October 30, 2020 1:00 PM

Presenter

Dr. Velimir Vesselinov
Computational Earth Science
Los Alamos National Laboratory

Abstract

The integration of large datasets and powerful computational capabilities has resulted in the widespread use of machine learning (ML) in science, technology, and industry. However, most of the recent ML developments focus on supervised methods which require large training tests. However, these supervised ML methods are not highly applicable to science-driven data applications where typically the availability of training sets is very limited. The supervised ML methods are also impacted by adversarial problems which can cause inaccurate ML predictions when random noise is added to the training data. Instead, unsupervised ML methods are generally preferred for data-analytics problems.
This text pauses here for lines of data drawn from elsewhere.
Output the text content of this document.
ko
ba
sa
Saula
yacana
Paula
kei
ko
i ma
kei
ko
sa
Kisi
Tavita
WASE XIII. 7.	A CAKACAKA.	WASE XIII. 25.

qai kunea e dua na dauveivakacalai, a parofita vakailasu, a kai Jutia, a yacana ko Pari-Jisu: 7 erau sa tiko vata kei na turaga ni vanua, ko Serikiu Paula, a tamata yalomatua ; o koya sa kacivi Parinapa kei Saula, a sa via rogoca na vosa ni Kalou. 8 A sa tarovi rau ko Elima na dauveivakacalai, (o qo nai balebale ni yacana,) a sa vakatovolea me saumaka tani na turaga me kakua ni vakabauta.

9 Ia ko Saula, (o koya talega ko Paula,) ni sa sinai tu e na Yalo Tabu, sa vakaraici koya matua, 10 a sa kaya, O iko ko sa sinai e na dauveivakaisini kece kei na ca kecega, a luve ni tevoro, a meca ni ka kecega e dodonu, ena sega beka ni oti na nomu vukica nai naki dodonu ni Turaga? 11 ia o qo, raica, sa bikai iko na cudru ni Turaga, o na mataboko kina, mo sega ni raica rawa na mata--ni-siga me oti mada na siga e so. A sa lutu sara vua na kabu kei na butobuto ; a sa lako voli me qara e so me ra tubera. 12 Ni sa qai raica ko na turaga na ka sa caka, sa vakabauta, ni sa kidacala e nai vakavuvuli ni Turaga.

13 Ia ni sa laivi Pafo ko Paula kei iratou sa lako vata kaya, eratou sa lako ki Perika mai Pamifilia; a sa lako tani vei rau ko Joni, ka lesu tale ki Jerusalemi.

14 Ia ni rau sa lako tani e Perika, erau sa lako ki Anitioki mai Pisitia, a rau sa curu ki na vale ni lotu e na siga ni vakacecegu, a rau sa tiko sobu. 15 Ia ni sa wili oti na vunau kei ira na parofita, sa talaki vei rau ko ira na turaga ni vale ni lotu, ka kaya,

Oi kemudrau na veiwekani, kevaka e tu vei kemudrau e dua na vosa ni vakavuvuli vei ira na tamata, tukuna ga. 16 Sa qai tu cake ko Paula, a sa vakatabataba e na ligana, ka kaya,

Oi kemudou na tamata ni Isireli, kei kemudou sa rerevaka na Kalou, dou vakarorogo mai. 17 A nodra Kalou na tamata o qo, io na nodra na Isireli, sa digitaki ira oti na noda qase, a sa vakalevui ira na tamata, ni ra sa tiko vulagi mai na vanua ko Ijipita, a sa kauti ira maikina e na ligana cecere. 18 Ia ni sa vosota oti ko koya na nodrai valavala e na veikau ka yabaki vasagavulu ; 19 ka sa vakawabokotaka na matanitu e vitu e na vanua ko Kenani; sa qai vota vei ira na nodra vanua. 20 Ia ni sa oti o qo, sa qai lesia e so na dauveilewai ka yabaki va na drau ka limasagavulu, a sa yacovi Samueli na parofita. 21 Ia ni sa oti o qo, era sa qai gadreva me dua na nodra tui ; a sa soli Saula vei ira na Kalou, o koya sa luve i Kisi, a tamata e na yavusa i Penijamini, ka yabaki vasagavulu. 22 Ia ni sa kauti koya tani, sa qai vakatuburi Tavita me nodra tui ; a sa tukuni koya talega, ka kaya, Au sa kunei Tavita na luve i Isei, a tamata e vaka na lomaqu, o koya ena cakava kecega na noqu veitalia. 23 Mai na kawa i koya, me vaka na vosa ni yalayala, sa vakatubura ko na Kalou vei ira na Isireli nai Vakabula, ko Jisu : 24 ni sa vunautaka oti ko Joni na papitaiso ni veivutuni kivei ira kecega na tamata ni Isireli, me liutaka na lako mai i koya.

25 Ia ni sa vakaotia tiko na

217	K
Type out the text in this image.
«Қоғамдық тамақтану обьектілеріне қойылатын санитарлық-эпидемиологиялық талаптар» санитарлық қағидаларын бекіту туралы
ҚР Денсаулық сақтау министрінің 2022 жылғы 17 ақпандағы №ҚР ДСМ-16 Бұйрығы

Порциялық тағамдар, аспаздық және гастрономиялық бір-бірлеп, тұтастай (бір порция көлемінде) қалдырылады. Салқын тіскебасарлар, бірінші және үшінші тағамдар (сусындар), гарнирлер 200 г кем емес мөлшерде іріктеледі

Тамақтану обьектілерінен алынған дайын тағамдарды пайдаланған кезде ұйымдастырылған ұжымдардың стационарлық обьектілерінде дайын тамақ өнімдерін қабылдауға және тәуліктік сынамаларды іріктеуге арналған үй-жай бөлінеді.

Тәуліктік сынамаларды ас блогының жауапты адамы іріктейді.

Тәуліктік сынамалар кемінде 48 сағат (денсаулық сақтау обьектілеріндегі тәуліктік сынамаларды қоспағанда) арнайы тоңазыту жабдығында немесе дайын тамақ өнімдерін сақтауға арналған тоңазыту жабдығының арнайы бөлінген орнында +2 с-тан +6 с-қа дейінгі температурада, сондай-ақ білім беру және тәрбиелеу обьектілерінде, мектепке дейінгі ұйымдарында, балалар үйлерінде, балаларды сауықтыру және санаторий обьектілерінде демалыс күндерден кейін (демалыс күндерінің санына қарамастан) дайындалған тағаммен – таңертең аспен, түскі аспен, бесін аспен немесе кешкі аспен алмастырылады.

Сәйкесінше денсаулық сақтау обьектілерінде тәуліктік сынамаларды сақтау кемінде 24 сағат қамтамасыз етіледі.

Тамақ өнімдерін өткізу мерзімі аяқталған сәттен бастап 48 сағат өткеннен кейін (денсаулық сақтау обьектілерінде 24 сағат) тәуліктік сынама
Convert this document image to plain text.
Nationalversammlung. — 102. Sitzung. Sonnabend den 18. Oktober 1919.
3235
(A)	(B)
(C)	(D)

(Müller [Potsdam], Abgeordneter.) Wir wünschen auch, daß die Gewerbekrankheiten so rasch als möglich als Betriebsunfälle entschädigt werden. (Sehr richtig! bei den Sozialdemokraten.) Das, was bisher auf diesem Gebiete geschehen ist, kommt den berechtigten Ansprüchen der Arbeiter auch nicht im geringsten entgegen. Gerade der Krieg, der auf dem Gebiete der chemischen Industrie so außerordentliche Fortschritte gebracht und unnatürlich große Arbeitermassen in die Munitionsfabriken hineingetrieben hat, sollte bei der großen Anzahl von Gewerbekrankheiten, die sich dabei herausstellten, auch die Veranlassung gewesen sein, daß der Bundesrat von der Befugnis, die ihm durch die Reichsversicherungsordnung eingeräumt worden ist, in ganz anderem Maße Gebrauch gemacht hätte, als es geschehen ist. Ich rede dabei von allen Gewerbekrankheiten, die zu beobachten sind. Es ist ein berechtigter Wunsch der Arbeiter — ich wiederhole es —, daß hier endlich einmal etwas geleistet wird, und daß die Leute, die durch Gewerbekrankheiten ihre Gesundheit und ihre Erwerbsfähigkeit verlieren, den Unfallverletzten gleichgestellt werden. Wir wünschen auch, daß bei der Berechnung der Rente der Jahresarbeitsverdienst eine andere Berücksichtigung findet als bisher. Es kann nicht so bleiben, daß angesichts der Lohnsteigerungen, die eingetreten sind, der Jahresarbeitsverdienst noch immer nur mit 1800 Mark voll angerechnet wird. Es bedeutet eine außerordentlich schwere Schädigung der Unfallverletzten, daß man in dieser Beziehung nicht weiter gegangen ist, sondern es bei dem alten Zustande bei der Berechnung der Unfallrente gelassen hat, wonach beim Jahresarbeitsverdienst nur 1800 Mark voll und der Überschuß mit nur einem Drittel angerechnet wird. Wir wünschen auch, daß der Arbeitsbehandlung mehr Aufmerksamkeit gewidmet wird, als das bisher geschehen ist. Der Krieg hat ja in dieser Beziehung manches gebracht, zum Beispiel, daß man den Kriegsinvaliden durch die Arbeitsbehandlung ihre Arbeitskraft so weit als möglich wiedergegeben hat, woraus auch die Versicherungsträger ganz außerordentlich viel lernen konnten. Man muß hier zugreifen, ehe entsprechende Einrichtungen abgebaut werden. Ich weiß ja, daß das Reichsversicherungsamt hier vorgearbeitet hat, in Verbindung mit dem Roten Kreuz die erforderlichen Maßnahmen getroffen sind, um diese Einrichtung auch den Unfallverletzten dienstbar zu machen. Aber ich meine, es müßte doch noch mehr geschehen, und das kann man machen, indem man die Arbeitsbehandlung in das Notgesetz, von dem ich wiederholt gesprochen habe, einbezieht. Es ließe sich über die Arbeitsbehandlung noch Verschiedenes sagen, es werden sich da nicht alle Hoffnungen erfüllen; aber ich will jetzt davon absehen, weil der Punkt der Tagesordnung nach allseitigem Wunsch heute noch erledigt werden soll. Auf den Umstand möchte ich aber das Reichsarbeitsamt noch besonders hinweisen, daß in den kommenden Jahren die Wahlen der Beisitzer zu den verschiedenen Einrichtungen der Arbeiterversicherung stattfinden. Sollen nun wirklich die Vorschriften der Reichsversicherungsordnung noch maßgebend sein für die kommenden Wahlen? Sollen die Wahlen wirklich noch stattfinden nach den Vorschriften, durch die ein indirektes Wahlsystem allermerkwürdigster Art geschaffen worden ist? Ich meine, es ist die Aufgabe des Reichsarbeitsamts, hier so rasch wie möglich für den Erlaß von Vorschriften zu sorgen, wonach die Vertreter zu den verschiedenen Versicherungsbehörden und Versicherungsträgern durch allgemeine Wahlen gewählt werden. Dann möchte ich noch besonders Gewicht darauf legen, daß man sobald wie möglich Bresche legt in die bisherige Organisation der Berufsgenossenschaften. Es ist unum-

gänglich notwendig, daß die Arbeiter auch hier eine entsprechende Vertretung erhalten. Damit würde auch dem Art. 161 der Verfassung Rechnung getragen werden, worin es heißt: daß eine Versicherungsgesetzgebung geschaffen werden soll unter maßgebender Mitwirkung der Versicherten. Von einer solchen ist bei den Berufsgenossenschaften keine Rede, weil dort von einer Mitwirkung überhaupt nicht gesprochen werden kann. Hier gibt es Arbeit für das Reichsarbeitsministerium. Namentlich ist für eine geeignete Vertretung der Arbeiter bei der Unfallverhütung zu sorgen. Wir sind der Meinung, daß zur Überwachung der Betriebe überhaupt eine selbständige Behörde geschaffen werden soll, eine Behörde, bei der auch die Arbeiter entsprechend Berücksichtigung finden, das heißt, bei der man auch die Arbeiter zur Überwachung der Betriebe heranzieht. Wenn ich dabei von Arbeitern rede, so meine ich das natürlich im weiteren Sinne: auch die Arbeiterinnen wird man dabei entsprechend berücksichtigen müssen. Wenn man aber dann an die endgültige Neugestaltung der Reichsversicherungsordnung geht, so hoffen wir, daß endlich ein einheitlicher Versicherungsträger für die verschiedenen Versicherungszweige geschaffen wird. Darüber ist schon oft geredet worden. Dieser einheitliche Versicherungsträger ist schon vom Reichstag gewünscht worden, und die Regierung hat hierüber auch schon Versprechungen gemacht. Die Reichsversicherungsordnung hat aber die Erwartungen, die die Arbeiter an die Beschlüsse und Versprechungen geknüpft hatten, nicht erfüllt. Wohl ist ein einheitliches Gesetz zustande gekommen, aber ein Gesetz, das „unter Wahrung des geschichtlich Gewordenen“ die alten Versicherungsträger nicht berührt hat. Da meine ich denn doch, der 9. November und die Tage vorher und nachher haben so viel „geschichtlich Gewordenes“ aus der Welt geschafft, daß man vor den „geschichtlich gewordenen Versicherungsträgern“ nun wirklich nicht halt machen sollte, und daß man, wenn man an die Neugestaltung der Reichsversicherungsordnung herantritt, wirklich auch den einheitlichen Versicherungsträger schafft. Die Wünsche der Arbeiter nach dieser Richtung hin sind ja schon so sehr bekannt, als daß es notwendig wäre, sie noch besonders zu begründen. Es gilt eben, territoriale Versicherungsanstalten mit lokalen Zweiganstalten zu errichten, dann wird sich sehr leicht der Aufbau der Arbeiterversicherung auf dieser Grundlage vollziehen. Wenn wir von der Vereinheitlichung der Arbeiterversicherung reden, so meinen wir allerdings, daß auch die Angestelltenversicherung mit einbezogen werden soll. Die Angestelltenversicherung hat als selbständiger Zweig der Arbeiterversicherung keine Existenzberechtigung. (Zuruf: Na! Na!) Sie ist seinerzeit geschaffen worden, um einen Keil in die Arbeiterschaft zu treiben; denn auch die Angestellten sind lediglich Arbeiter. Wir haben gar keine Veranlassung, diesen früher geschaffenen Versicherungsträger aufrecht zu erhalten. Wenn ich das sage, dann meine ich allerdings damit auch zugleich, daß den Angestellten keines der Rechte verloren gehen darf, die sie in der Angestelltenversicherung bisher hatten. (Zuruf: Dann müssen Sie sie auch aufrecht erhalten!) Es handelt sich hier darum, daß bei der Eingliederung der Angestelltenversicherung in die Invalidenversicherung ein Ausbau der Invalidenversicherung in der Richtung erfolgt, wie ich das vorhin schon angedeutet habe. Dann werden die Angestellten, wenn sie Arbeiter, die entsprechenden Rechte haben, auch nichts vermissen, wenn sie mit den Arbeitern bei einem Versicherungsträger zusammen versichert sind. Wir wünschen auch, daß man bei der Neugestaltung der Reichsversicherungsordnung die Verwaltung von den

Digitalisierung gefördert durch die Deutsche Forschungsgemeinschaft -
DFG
Recently, we have developed a series of novel unsupervised machine learning (ML) methods based on matrix and tensor factorizations. Our machine learning algorithms are open source and available at https://github.com/orgs/TensorDecompositions. More information about our recent work can be found at http://tensors.lanl.gov. The unsupervised ML methods can be applied for feature extraction, blind source separation, model diagnostics, detection of disruptions and anomalies, image recognition, discovery of unknown dependencies and phenomena represented in the datasets as well as development of physics and reduced-order models representing the data.

Here, we demonstrate the applicability of novel machine learning methods based on unsupervised techniques and incorporating physics information for characterizing complex datasets and models. The methods will be demonstrated to address oil & gas, geothermal and wildfire applications.